La semaine prochaine, la compétition sera encore plus relevée. Le camp arrive à mi-parcours et devient franchement intéressant.

En rafale

Paul Byron a quitté le match en deuxième période et n’est pas revenu au jeu. Le Tricolore a parlé d’un retrait préventif, « par précaution », sans toutefois donner de détails quant à la nature de la blessure. Byron s’était blessé contre ces mêmes Panthers à la fin de la dernière campagne quand Weegar l’avait envoyé au tapis lors d’un règlement de comptes.

Le petit attaquant amorce cette année un contrat évalué à 13,6 millions de dollars d’une durée de quatre ans.

Jordan Weal aussi mérite un ou deux morceaux de robot. Le petit attaquant a connu une soirée impeccable avec un but et une passe et une complicité de tous les instants avec Suzuki. Sa place dans l’échiquier bien rempli restait à déterminer avant le camp, mais il s’impose de plus en plus comme un joueur incontournable.

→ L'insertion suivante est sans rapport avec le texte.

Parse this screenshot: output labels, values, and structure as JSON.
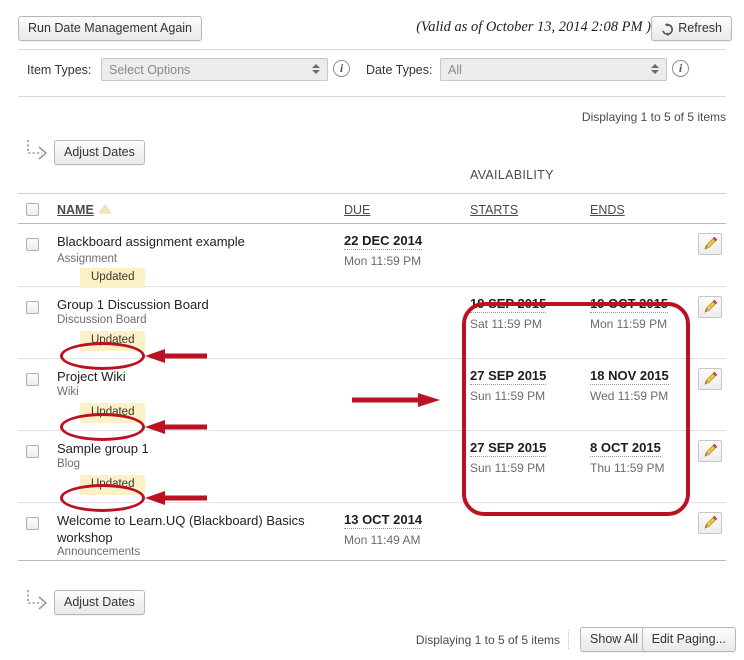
{
  "toolbar": {
    "run_again_label": "Run Date Management Again",
    "valid_as_of": "(Valid as of October 13, 2014 2:08 PM )",
    "refresh_label": "Refresh",
    "refresh_icon": "refresh-icon"
  },
  "filters": {
    "item_types_label": "Item Types:",
    "item_types_value": "Select Options",
    "date_types_label": "Date Types:",
    "date_types_value": "All",
    "info_icon": "info-icon",
    "info_glyph": "i"
  },
  "paging": {
    "displaying_top": "Displaying 1 to 5 of 5 items",
    "displaying_bottom": "Displaying 1 to 5 of 5 items",
    "show_all_label": "Show All",
    "edit_paging_label": "Edit Paging..."
  },
  "actions": {
    "adjust_dates_label": "Adjust Dates",
    "branch_icon": "branch-arrow-icon",
    "edit_icon": "pencil-icon"
  },
  "table": {
    "group_header": "AVAILABILITY",
    "columns": {
      "name": "NAME",
      "due": "DUE",
      "starts": "STARTS",
      "ends": "ENDS"
    },
    "sort_icon": "sort-ascending-triangle-icon",
    "rows": [
      {
        "name": "Blackboard assignment example",
        "type": "Assignment",
        "badge": "Updated",
        "due_date": "22 DEC 2014",
        "due_time": "Mon 11:59 PM",
        "starts_date": "",
        "starts_time": "",
        "ends_date": "",
        "ends_time": ""
      },
      {
        "name": "Group 1 Discussion Board",
        "type": "Discussion Board",
        "badge": "Updated",
        "due_date": "",
        "due_time": "",
        "starts_date": "19 SEP 2015",
        "starts_time": "Sat 11:59 PM",
        "ends_date": "19 OCT 2015",
        "ends_time": "Mon 11:59 PM"
      },
      {
        "name": "Project Wiki",
        "type": "Wiki",
        "badge": "Updated",
        "due_date": "",
        "due_time": "",
        "starts_date": "27 SEP 2015",
        "starts_time": "Sun 11:59 PM",
        "ends_date": "18 NOV 2015",
        "ends_time": "Wed 11:59 PM"
      },
      {
        "name": "Sample group 1",
        "type": "Blog",
        "badge": "Updated",
        "due_date": "",
        "due_time": "",
        "starts_date": "27 SEP 2015",
        "starts_time": "Sun 11:59 PM",
        "ends_date": "8 OCT 2015",
        "ends_time": "Thu 11:59 PM"
      },
      {
        "name": "Welcome to Learn.UQ (Blackboard) Basics workshop",
        "type": "Announcements",
        "badge": "",
        "due_date": "13 OCT 2014",
        "due_time": "Mon 11:49 AM",
        "starts_date": "",
        "starts_time": "",
        "ends_date": "",
        "ends_time": ""
      }
    ]
  },
  "annotations": {
    "color": "#bb1122",
    "highlight_badge_rows": [
      "Group 1 Discussion Board",
      "Project Wiki",
      "Sample group 1"
    ],
    "highlight_region": "availability-dates"
  }
}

Weal apprécie de pouvoir se faire valoir à la droite du jeune centre.

« On a commencé le camp ensemble et ça fait près d’une semaine maintenant. C’est le fun quand tu as autant de temps, surtout avec un joueur avec qui tu n’as jamais joué. Si tu n’as que quelques jours, ça peut être difficile. En une semaine, tu apprends à connaître ses tendances, ce qu’il aime faire, de quoi il aime rester à l’écart. Je peux adapter mon jeu. Chaque jour, on s’améliore », a-t-il indiqué.

Le vétéran de la Ligue américaine Alex Belzile, 28 ans, disputait un deuxième match préparatoire en deux soirs. Il n’a toujours jamais joué un match officiel dans la LNH. Bien que sa performance ait été moins inspirée que la veille, le Québécois a tenu son bout à nouveau et espère prolonger l’expérience.

« Dans une partie, j’apporte beaucoup plus que des statistiques. Je suis capable de jouer sur 200 pieds, sur n’importe quel trio. À l’aile, au centre. C’est tout à mon avantage. Ça peut m’ouvrir des portes. Mais un gars dans ma situation doit tourner la page. Demain, on recommence à zéro et on retourne à la guerre », a lancé Belzile.